The discussions have so far failed to reach an agreement which is acceptable to both newspapers, so on Monday night, councillors voted to give the publishers, News International and Associated Newspapers, one month to find a solution.

If they fail to do so, the council will ban unregulated distribution of free papers on its streets, and force papers to apply for a permit with will, in effect, be a contract outlining how many papers can be handed out and what the producer will do to ensure they are properly disposed of.

Around 20 tonnes of free papers end up as street waste every week in Westminster, and it costs the council £111,000 a year to deal with the deluge.
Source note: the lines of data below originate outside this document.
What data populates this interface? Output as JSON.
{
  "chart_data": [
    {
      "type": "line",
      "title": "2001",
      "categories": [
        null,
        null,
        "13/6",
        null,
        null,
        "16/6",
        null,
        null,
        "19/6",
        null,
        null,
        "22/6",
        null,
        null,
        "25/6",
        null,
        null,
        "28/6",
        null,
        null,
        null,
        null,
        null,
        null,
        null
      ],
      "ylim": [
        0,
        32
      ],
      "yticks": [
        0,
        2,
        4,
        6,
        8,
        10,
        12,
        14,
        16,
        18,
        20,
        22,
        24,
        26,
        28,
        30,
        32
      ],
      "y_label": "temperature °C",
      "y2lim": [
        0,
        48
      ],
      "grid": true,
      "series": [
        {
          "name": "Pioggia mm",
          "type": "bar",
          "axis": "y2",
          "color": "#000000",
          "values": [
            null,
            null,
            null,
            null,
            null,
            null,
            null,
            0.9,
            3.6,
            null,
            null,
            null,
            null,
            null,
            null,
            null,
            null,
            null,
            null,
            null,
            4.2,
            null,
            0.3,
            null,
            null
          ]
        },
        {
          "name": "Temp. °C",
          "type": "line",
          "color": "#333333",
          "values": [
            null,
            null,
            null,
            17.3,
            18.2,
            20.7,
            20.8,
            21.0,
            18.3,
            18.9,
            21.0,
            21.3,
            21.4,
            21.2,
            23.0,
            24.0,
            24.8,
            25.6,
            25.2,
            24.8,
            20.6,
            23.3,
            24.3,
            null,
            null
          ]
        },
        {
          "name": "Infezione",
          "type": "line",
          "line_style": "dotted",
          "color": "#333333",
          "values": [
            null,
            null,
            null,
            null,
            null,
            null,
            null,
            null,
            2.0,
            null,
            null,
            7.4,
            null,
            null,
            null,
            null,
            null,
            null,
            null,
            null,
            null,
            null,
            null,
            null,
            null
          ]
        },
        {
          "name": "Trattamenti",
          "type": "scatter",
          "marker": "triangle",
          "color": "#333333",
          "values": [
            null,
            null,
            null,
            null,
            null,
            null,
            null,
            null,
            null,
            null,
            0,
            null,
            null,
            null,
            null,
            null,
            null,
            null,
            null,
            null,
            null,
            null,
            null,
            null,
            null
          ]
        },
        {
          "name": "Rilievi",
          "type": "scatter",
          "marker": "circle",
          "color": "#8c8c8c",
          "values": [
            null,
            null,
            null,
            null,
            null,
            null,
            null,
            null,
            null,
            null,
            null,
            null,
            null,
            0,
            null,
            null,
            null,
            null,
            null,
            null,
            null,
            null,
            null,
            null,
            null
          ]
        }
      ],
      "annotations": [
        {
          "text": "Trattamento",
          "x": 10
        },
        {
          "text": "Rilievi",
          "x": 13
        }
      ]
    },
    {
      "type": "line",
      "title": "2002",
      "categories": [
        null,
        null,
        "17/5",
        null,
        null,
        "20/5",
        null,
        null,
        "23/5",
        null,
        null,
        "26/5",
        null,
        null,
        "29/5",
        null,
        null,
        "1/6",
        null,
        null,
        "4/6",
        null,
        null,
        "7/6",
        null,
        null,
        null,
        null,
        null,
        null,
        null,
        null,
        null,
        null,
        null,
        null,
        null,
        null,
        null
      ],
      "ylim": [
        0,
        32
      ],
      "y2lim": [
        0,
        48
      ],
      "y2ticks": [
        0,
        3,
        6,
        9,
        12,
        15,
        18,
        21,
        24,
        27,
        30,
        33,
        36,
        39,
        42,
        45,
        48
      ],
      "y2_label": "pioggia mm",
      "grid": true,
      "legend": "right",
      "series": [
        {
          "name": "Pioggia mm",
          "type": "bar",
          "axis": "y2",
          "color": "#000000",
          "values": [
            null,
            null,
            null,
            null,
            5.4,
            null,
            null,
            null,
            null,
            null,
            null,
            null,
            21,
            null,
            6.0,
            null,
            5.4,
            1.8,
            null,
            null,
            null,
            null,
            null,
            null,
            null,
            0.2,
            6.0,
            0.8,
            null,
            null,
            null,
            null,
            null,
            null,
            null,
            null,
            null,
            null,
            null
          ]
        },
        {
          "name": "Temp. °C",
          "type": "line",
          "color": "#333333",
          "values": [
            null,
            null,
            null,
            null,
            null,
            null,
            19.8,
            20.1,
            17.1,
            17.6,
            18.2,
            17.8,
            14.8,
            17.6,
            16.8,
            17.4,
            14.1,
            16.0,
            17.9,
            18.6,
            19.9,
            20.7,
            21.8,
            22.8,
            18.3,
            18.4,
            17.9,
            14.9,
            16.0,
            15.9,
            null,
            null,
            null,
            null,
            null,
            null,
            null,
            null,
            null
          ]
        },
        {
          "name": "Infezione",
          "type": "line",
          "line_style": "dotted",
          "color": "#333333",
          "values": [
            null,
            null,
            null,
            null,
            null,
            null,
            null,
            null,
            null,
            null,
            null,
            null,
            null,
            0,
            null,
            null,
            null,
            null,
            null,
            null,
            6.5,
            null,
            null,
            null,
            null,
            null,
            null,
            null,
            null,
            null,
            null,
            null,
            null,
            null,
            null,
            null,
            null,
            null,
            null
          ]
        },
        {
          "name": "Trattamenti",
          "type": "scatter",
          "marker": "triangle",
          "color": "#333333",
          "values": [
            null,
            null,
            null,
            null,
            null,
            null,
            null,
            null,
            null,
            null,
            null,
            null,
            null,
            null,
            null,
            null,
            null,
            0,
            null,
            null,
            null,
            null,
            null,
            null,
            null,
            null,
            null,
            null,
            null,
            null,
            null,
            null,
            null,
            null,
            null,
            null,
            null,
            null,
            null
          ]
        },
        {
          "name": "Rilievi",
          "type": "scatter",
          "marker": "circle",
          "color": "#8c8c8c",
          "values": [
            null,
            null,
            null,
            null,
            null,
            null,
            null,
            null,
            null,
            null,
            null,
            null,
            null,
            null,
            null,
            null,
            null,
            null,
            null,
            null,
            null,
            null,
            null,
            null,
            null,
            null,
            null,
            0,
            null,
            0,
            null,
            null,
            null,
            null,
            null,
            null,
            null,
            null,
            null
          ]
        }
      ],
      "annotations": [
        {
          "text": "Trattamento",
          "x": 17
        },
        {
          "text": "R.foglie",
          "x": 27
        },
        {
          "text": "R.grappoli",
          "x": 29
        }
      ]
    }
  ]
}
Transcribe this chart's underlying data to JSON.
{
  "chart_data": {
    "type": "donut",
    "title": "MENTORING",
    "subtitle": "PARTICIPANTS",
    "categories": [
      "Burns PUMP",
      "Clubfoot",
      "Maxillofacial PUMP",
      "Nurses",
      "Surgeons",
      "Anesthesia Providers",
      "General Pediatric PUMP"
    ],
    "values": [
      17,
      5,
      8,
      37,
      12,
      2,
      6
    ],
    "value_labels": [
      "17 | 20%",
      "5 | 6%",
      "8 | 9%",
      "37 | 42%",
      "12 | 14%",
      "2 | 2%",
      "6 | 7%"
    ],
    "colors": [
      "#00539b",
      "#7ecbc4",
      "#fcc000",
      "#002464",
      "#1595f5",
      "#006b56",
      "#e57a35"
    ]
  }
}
Around a quarter of the street waste in parts of the West End is discarded free newspaper, but as it is strewn on the ground or mixed with other waste it is not recycled due to contamination.

Cllr Alan Bradley, the council's cabinet member responsible for the street environment, said: "This proposal gives us the authority to forcibly tackle the issue of waste if the voluntary agreement fails. However, I hope both publishers will be eager to ensure that the voluntary agreement works and we will be monitoring its effectiveness closely.

"We simply cannot afford to let the problem of waste newspapers defacing our streets continue and our residents, businesses and visitors rightly expect the streets not to be left strewn with a mountain of discarded newspapers .We strongly believe that the publishers have a clear duty to ensure their product does not deface our city."

The council had originally proposed setting up a viable recycling regime, which would have involved each newspaper in sponsoring 150 recycling bins and a vehicle to empty them. But that was dependent on both publishers being prepared to share the costs equally.

Monday's decision gives the publishers one month in which to agree to a voluntary scheme where they run their own cleaning operation to ensure their waste does not deface the streets. The council cannot legally compel the publishers to recycle, but would seek to encourage all waste newspaper to be recycled.

If it is necessary for the council to move to the statutory regime, thereby invoking powers in the Clean Neighbourhoods and Environment Act 2005, designated zones would be created within which it would be illegal to distribute free printed material without a permit.

Those planned zones are the areas most blighted by freesheet waste, around Charing Cross and Embankment stations, Leicester Square/Charing Cross Road; Oxford Circus and environs and Victoria station and environs.